By the end of the six-month program, “We were a more polished boutique brand, if you will,” Andrew said. And the space ended up having a practical benefit: He used the WeWork office spaces across Atlanta to host meetings and events.
It wasn’t just about the office space though— “If you’re looking at it like that, you’re missing the point and all the benefits of being in the cohort,” Andrew said. The cohort model created camaraderie, and a sense of a nontraditional corporate culture that he otherwise didn’t have while working from home. With cohort members ranging in experience levels, he could turn to more experienced entrepreneurs and ask for input on business decisions such as hiring, and then turn to an even less experienced entrepreneur and help encourage them to take the next step forward. “Swapping up and down the spectrum was probably the coolest part of the program,” he said.
His business has had exponential growth, he said, as people who were on the fence about buying a home before covid-19 hit have decided to go for it. He credits his success during the pandemic to the Bunker Labs city leaders. “We were prepped by our city leaders, who said, ‘It’s either fight or flight, what are you going to do? Bunker down and make it happen or say woe is me?’”

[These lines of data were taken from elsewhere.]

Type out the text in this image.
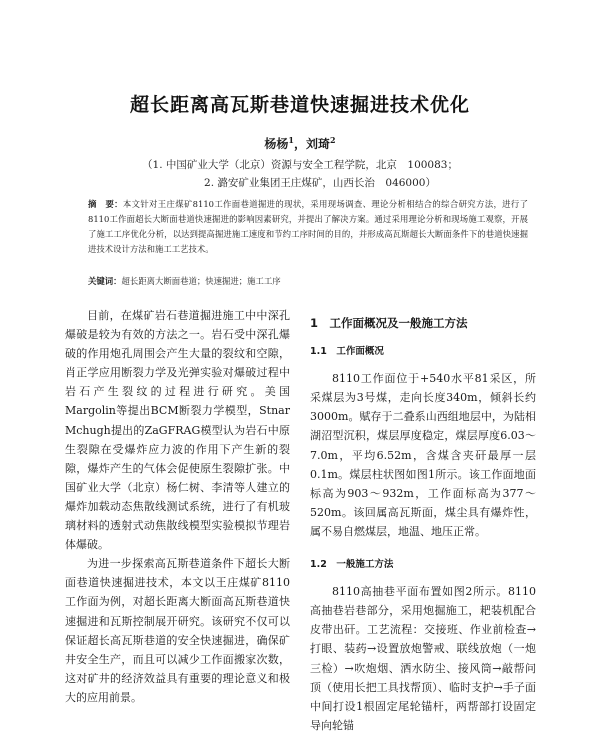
超长距离高瓦斯巷道快速掘进技术优化
杨杨$^1$，刘琦$^2$
（1. 中国矿业大学（北京）资源与安全工程学院，北京　100083；
2. 潞安矿业集团王庄煤矿，山西长治　046000）
摘　要：本文针对王庄煤矿8110工作面巷道掘进的现状，采用现场调查、理论分析相结合的综合研究方法，进行了8110工作面超长大断面巷道快速掘进的影响因素研究，并提出了解决方案。通过采用理论分析和现场施工观察，开展了施工工序优化分析，以达到提高掘进施工速度和节约工序时间的目的，并形成高瓦斯超长大断面条件下的巷道快速掘进技术设计方法和施工工艺技术。
关键词：超长距离大断面巷道；快速掘进；施工工序

目前，在煤矿岩石巷道掘进施工中中深孔爆破是较为有效的方法之一。岩石受中深孔爆破的作用炮孔周围会产生大量的裂纹和空隙，肖正学应用断裂力学及光弹实验对爆破过程中岩石产生裂纹的过程进行研究。美国Margolin等提出BCM断裂力学模型，Stnar Mchugh提出的ZaGFRAG模型认为岩石中原生裂隙在受爆炸应力波的作用下产生新的裂隙，爆炸产生的气体会促使原生裂隙扩张。中国矿业大学（北京）杨仁树、李清等人建立的爆炸加载动态焦散线测试系统，进行了有机玻璃材料的透射式动焦散线模型实验模拟节理岩体爆破。

为进一步探索高瓦斯巷道条件下超长大断面巷道快速掘进技术，本文以王庄煤矿8110工作面为例，对超长距离大断面高瓦斯巷道快速掘进和瓦斯控制展开研究。该研究不仅可以保证超长高瓦斯巷道的安全快速掘进，确保矿井安全生产，而且可以减少工作面搬家次数，这对矿井的经济效益具有重要的理论意义和极大的应用前景。

1　工作面概况及一般施工方法
1.1　工作面概况

8110工作面位于+540水平81采区，所采煤层为3号煤，走向长度340m，倾斜长约3000m。赋存于二叠系山西组地层中，为陆相湖沼型沉积，煤层厚度稳定，煤层厚度6.03～7.0m，平均6.52m，含煤含夹矸最厚一层0.1m。煤层柱状图如图1所示。该工作面地面标高为903～932m，工作面标高为377～520m。该回属高瓦斯面，煤尘具有爆炸性，属不易自燃煤层，地温、地压正常。

1.2　一般施工方法

8110高抽巷平面布置如图2所示。8110高抽巷岩巷部分，采用炮掘施工，耙装机配合皮带出矸。工艺流程：交接班、作业前检查→打眼、装药→设置放炮警戒、联线放炮（一炮三检）→吹炮烟、洒水防尘、接风筒→敲帮问顶（使用长把工具找帮顶）、临时支护→手子面中间打设1根固定尾轮锚杆，两帮部打设固定导向轮锚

“Hearing those words, knowing they were there to assist us, that was the encouragement to make it happen,” Andrew said. “There is always uncertainty, we just know there is more uncertainty now.”

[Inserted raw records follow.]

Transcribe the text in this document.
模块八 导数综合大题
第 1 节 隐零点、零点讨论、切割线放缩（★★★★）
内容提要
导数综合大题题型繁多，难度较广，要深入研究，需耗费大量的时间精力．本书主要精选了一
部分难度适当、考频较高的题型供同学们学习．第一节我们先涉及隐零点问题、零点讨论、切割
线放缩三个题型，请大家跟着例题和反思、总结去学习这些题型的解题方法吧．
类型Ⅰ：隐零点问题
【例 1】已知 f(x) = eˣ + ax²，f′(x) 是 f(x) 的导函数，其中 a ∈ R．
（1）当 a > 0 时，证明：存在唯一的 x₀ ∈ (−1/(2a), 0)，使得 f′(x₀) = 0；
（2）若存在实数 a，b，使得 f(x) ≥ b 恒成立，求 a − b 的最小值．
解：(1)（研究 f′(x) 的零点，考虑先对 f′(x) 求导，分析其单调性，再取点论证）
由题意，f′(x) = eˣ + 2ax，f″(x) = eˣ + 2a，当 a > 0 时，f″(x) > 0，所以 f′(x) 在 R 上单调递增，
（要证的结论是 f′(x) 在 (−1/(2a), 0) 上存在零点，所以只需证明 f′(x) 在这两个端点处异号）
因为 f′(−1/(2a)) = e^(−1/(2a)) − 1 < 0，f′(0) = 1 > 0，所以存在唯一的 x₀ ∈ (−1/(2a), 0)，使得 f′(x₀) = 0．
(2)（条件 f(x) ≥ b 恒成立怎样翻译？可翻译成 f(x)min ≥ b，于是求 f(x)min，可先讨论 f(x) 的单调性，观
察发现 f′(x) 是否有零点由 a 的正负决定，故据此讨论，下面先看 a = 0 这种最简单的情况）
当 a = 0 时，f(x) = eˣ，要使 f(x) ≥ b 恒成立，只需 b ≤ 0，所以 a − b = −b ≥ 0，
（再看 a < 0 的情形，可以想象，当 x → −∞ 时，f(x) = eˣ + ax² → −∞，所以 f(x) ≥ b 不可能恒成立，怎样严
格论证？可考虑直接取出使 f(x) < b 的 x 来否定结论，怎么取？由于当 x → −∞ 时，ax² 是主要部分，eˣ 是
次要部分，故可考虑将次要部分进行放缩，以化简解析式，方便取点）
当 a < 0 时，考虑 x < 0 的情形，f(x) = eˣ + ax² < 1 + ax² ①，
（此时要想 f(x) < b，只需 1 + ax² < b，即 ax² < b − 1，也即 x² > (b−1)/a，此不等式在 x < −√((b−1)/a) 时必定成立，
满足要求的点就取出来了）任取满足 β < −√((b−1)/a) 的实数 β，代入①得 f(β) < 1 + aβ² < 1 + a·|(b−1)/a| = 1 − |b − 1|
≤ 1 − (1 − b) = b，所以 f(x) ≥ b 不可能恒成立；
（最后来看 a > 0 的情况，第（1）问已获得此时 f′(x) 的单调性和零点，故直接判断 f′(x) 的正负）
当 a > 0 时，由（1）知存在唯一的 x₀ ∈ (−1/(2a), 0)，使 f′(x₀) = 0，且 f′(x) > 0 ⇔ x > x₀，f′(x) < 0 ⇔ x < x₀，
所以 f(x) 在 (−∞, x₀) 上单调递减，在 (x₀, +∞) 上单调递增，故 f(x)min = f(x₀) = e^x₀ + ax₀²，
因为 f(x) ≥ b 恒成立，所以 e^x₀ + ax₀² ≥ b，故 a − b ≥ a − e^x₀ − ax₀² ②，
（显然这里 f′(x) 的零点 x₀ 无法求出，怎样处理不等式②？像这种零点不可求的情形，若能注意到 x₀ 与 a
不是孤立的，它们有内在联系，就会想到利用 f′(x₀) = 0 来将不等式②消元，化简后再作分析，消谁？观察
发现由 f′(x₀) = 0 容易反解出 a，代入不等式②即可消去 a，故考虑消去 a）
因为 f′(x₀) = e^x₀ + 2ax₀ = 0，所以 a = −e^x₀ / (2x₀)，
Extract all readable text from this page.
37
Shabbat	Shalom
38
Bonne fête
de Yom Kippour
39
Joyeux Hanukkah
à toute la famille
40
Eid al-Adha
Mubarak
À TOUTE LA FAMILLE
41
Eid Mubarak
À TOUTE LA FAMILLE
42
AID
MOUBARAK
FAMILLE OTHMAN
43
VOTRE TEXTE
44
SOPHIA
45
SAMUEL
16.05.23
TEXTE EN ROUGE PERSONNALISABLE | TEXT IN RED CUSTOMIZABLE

For those contemplating whether or not to apply for a Veterans in Residence cohort, Andrew said, “Know that it is not a secret society or a magic injection for your business that is going to guarantee you a 10, 20, 30 times increase in profits or sales. But it is a group of people that can be transparent with each other and say, ‘I don’t know what I don’t know.’ Between the group, the city leaders, the resources from Bunker, they can be assured that they are going to get some guidance that is going to help them make the decision that is best for them.”
Andrew also pointed to one other benefit of being a veteran entrepreneur, and being an entrepreneur in Veterans in Residence in particular. “I was an infantry guy in the Army. My skills were looking for bad guys,” he said, which required keen observation, a high level of alert, and laser focus. Since leaving the Army, he has had his struggles with PTSD and other mental health issues.
And yet, “Regardless of what you’re struggling with, there’s a way to take the stuff you can’t turn off, can’t get away from, and utilize it in growing a business.” While being an entrepreneur has at times isolated him, working alongside other veterans has given invaluable camaraderie: a community of peers who understand both his military experience and his entrepreneurial experience.